Handle long tail of specialization for `LOAD_ATTR` and `CALL` with trampolines. #447

markshannon · 2022-08-15T14:45:25Z

We are adding increasingly uncommon specializations of the LOAD_ATTR and CALL instructions.
Each of these specializations increases our hit-rate, improving the potential for tier-2 optimizations, but often has a negligible or even negative impact on tier-1 (PEP 659) performance as the increasing size of the interpreter makes for more icache misses.

Instead of adding more and more specialization we can add trampoline functions (in bytecode, but not full Python functions) to perform some of the work that would be done in a specialized instructions.

These trampolines are unlikely to boost tier-1 performance, in fact they may make it a bit worse, but they allow much more open ended specializations, and expose the details of the specializations to higher tier optimizers in a way that they can understand without needing custom code for each specialization.

This idea isn't limited to CALL and LOAD_ATTR, but those have the most complex and varied semantics.

Examples:

Calling a Python function with complex arguments or parameters.
When specializing a call, we know both the shape of the arguments and the parameters, allowing us to compute (or lookup for the most common cases) a sequence of operations to move the arguments to the right place in the locals. Having individual specializations for each of these cases would be silly. We could have a custom format describing the transformation packed into the cache, but to do that would need a custom mini-interpreter.
Better to create a trampoline function that does the argument shuffle and then tailcalls into the function.
Calling a Python class.
GH-91095: Specialize calls to normal python classes python/cpython#93221 specializes calling Python classes using a custom specialized instruction and a stub function to clean up after the call. This could be replaced with a more general trampoline specialized instruction. Doing so would allow trampolines to handle differing shapes of arguments, without a proliferation of instructions.
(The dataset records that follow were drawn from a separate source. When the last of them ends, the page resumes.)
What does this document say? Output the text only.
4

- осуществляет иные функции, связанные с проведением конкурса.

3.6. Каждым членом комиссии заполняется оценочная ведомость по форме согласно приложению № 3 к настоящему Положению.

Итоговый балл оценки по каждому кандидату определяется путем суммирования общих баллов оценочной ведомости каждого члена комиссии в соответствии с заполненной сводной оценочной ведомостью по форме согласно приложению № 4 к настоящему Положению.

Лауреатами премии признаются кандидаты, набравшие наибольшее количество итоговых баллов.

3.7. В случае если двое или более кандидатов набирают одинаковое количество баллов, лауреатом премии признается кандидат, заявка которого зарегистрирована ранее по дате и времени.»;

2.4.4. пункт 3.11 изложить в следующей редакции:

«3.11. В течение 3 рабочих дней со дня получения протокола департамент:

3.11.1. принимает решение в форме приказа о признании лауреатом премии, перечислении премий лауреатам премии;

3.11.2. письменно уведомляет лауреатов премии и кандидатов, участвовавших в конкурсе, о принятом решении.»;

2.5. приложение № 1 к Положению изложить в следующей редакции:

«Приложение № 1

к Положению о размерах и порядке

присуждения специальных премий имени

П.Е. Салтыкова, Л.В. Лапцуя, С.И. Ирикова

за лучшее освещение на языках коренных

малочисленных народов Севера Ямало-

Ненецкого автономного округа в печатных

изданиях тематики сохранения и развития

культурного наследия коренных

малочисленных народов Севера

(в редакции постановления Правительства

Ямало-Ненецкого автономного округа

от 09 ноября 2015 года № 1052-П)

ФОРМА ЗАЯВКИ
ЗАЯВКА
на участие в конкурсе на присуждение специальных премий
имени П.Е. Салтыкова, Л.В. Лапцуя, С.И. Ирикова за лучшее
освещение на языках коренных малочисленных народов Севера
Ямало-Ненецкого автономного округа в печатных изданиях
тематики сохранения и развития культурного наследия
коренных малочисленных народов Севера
The text was updated successfully, but these errors were encountered:

markshannon · 2022-10-20T16:01:44Z

Another use case for this is avoiding jumping in and out of the bytecode interpreter, e.g. tuple(f(v) for v in seq)
The call to tuple goes into C code, and then repeated calls into PyEval_EvalDefault() via several layers of gen_next().
So, for generators and comprehensions we might want to replace tuple with the something like:

def tuple(seq):
    return LIST_TO_TUPLE(   # Not an actual call, but the instruction
        [ val for val in seq ] # No need for the extra scope, this can be inlined.
    )

One problem with schemes like this is that they prevent specialization, as all calls to tuple end up in the same code.
So we might want several specialized versions depending on the kind of seq.

ericsnowcurrently · 2022-10-21T15:55:15Z

the increasing size of the interpreter makes for more icache misses

Not to side-track from your focus in this issue, but how much of this could be mitigated with special-case eval loops (e.g. via our code generation tooling)?

mdboom · 2023-02-28T15:11:34Z

@markshannon: What's the status of this? Is this still targetted for 3.12?

markshannon · 2023-02-28T16:56:42Z

Probably not, but we might get some of this done for 3.12

markshannon · 2023-08-09T10:07:48Z

python/cpython#107788 changes output of LOAD_ATTR with oparg &1 from NULL attr to attr NULL

If we want to replace LOAD_ATTR oparg &1 with a call, we will need to push an additional shim frame to push the NULL after the call instead of pushing the NULL before the call. It will be a bit more expensive, but we already do something similar in CALL_NO_KW_ALLOC_AND_ENTER_INIT

gvanrossum · 2023-08-09T18:12:58Z

@markshannon Speaking of CALL_NO_KW_ALLOC_AND_ENTER_INIT, how would we translate that into Tier 2 uops? There is no Tier 2 equivalent to goto start_frame (the executor can only choose between goto resume_frame and goto resume_with_error). I'm asking because splitting CALL_PY_EXACT_ARGS also needs to figure out how to goto start_frame -- currently it ends up just skipping the call to _Py_EnterRecursivePy, which is obviously wrong; without copying all of _Py_CheckRecursiveCallPy from ceval.c, I fear I will just have to do tstate->py_recursion_remaining-- and pray.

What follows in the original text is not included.